Pangkat dua tertinggi diisi oleh bintang dua atau Inspektur Jenderal (Irjen).

Pangkat ketiga tertinggi adalah bintang tiga atau Komisaris Jenderal (Komjen), dan yang paling tertinggi adalah pangkat bintang empat atau Jenderal Polisi yang diisi oleh Kepala Kepolisian Republik Indonesia (Kapolri).

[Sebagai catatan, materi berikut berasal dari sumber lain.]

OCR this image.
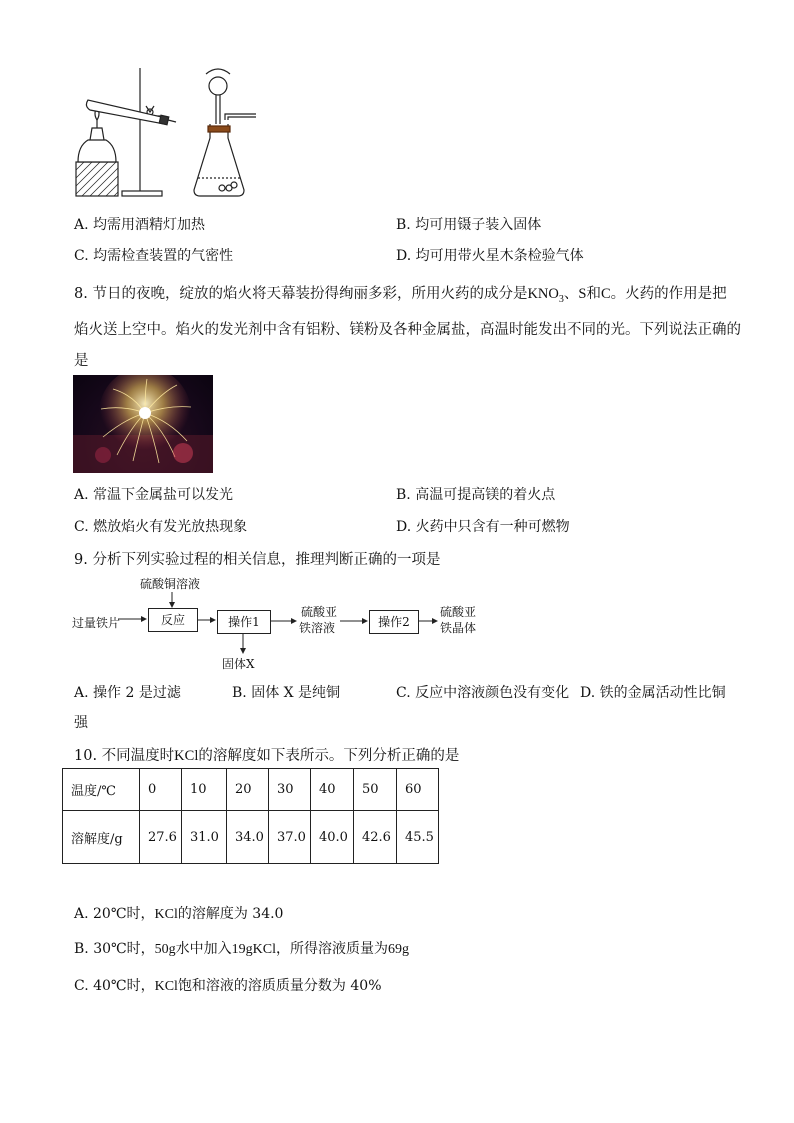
A. 均需用酒精灯加热	B. 均可用镊子装入固体
C. 均需检查装置的气密性	D. 均可用带火星木条检验气体
8. 节日的夜晚，绽放的焰火将天幕装扮得绚丽多彩，所用火药的成分是$KNO_3$、S和C。火药的作用是把
焰火送上空中。焰火的发光剂中含有铝粉、镁粉及各种金属盐，高温时能发出不同的光。下列说法正确的
是
A. 常温下金属盐可以发光	B. 高温可提高镁的着火点
C. 燃放焰火有发光放热现象	D. 火药中只含有一种可燃物
9. 分析下列实验过程的相关信息，推理判断正确的一项是
硫酸铜溶液
过量铁片	反应	操作1
硫酸亚
铁溶液	操作2
硫酸亚
铁晶体
固体X
A. 操作 2 是过滤	B. 固体 X 是纯铜	C. 反应中溶液颜色没有变化 D. 铁的金属活动性比铜
强
10. 不同温度时KCl的溶解度如下表所示。下列分析正确的是
温度/℃	0	10	20	30	40	50	60
溶解度/g	27.6	31.0	34.0	37.0	40.0	42.6	45.5
A. 20℃时，KCl的溶解度为 34.0
B. 30℃时，50g水中加入19gKCl，所得溶液质量为69g
C. 40℃时，KCl饱和溶液的溶质质量分数为 40%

Namun, jabatan tersebut akan dicopot apabila diketahui melanggar aturan etik kepolisian. Berikut beberapa anggota Polri yang dicopot dari gelar jabatan Pati Polri;

1. Ferdy Sambo

Sidang pembunuhan Ferdy Sambo, istrinya, dua polisi dan seorang sopir (semuanya menghadapi dakwaan pembunuhan berencana) dimulai di Pengadilan Negeri Jakarta Selatan pada 17 Oktober 2022.

Sambo dituduh memerintahkan bawahannya untuk menembak Yosua Hutabarat, kemudian menembak korban yang terluka lagi untuk membunuhnya.

Sejalan dengan persidangan pembunuhan, tujuh mantan perwira termasuk Sambo diadili dengan tuduhan menghalangi proses hukum terkait dugaan menutup-nutupi dan merusak barang bukti.

Pada Januari 2023, pengadilan menolak tuduhan bahwa Yosua telah memperkosa, melakukan pelecehan seksual, atau berselingkuh dengan istri Sambo, Putri Candrawathi.

Jaksa mengatakan bahwa Candrawathi mengarang cerita menengai pelecehan dirinya oleh Yosua, dan telah berulang kali mengubah versinya tentang kejadian menjelang penembakan.

Pada 13 Februari 2023, Ferdy Sambo dinyatakan "bersalah secara sah dan meyakinkan" atas pembunuhan berencana terhadap Yosua dan dijatuhi hukuman mati (hukuman yang biasanya dilakukan di Indonesia oleh regu tembak).[39] Putusan dan hukuman terkait Candrawathi dan tiga terdakwa lainnya menyusul pada akhir pekan Februari 2023.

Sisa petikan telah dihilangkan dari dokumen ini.